Adrift ✮✮✮

Dreamboat

By Glenn Lovell

You can’t help but be skeptical of a supposedly fact-based maritime movie when the third name in the opening credits, after the two stars, is that of the f/x supervisor. Those of us who take our nature hikes/swims straight (minus digital trickery) immediately put up our guard, become wary. Memories of the waterlogged, phony-looking “The Finest Hours” and “The Heart of the Sea” bob to the surface.

Baltasar Kormákur’s “Adrift,” starring Shailene Woodley and Sam Claflin — and Visual Effects Supervisor Dadi Einarsson (“Everest,” “Gravity”) — proves a happy exception to this rule. Though some of the obviously fake camera moves pull us out of the moment, remind us that, yes, It’s only a movie, there’s enough here that’s authentic to make this lost-at-sea yarn required viewing for arm-chairs adventurers who live vicariously.

Indeed, in many respects this is the best of its kind since J.C. Chandor’s bracing “All Is Lost,” with a never better Robert Redford reviewing life choices from the deck of his crippled yacht.

Kormákur’s variation, likadrift2e Phillip Noyce’s earlier “Dead Calm” with Nicole Kidman, stands apart by reminding us that wind-lashed females can be every bit as determined and resourceful as their male counterparts when it comes to tacking, patching and trimming the jib; they’re more than wooden figures adorning the bow.

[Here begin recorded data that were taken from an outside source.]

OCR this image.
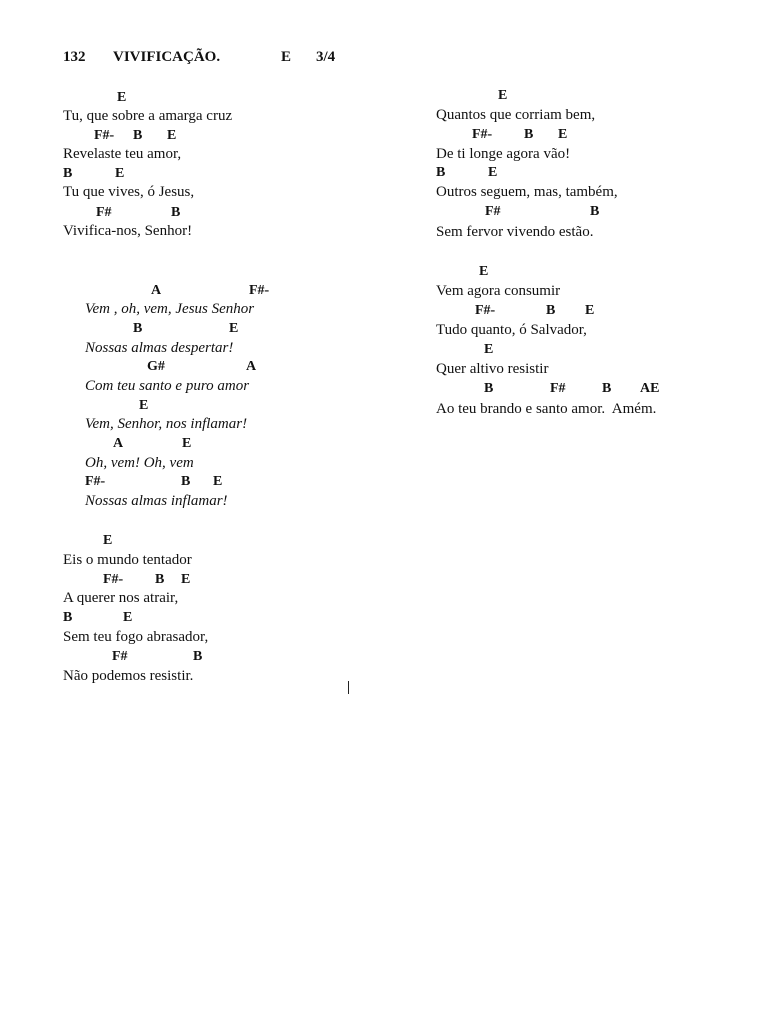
132

VIVIFICAÇÃO.

	E

3/4

E
Tu, que sobre a amarga cruz
F#- B E
Revelaste teu amor,
B	E
Tu que vives, ó Jesus,
F#	B
Vivifica-nos, Senhor!
A	F#-
Vem , oh, vem, Jesus Senhor
B	E
Nossas almas despertar!
G#	A
Com teu santo e puro amor
E
Vem, Senhor, nos inflamar!
A	E
Oh, vem! Oh, vem
F#-	B E
Nossas almas inflamar!
E
Eis o mundo tentador
F#- B E
A querer nos atrair,
B	E
Sem teu fogo abrasador,
F#	B
Não podemos resistir.
E
Quantos que corriam bem,
F#- B E
De ti longe agora vão!
B	E
Outros seguem, mas, também,
F#	B
Sem fervor vivendo estão.
E
Vem agora consumir
F#-	B E
Tudo quanto, ó Salvador,
E
Quer altivo resistir
B	F#	B AE
Ao teu brando e santo amor.  Amém.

Based on the ordeal of Tami Oldham Ashcraft, 24, and Richard Sharp, 33, who while sailing a luxury yacht from Tahiti to San Diego in 1983 were caught in a Cat 4 storm, this one delivers the goods in heart-pounding suspense and, at times, nauseating realism. The grim prospect of a slow death from exposure and starvation is ever present. Cinematographer Robert Richardson, who knows a thing or two about shooting under harsh conditions (see “Platoon” and “The Hateful Eight”), captures the dazzling allure of the South Pacific as well as its quiet foreboding. His extreme long shots say it all: we are completely alone, mere specs on an endless expanse of shimmering gray. Composer Volker Bertelmann contributed the classy symphonic score, which is used sparingly to punctuate without upstaging the unfolding drama.

The script, adapted from Ashcraft’s 1998 account “Red Sky in Mourning,” opens with Tami, a nasty gash in her forehead, regaining consciousness after the boat has been swamped by a monster wave. Fiancé Richard has been washed overboard with a dinghy. Hysteria becomes primal scream, then steely resolve to rescue her partner. Throughout, Kormákur skillfully flashes back and forth from mangled desk to the couple’s first meeting and courtship, inching ever forward to, about 80 minutes in, the Moment of Truth, that looming wall of water.

Where “Adrift” founders is in the relationship department. As written, Tami (Shailene Woodley) and her Brit boyfriend (Sam Clafin) are stereotypical free spirits who meet cute and form an instant connection. He’s a hopeless romantic, who, tired of pleasing others, dropped out of the Naval Academy, designed and built his own boat, and now chases “infinite horizons.” She’s a surfer-beach bum from San Diego with familiar personal baggage and zero interest in going home. He’s taken by her “bloke-like” fearlessness and impetuosity; she’s drawn to his soppy earnestness, his Byronic love of the sea. It’s straight out of “South Pacific.” We half expect Richard to break into “Younger than Springtime.”

Claflin, Finnick in “The Hunger Games,” is fine as the smitten, too cautious boyfriend, but Woodley, who was so good as George Clooney’s older daughter in “The Descendants,” always seems self-consciously “on,” whooping and posing like a shut-in on her first Spring Break.

But then, just as we’re about to succumb from a sugar high, Kormákur smartly comes about, redirects his narrative to the life-or-death struggle mid-ocean — and we give ourselves over to one of the year’s more exhilarating rides.

ADRIFT ✮✮✮ With Shailene Woodley, Sam Claflin. Directed by Baltasar Kormákur; scripted by Aaron Kandell, Jordan Kandell, David Branson Smith from book by Tami Ashcraft, Susea McGearhart. 96 min. PG-13 (for violent storm effects, gruesome makeup, chaste nudity)

Lovell, former movie critic for the San Jose Mercury News, teaches film studies at De Anza College in Northern California. He has written about film for Variety, the L.A. Times and, most recently, the Boston Globe.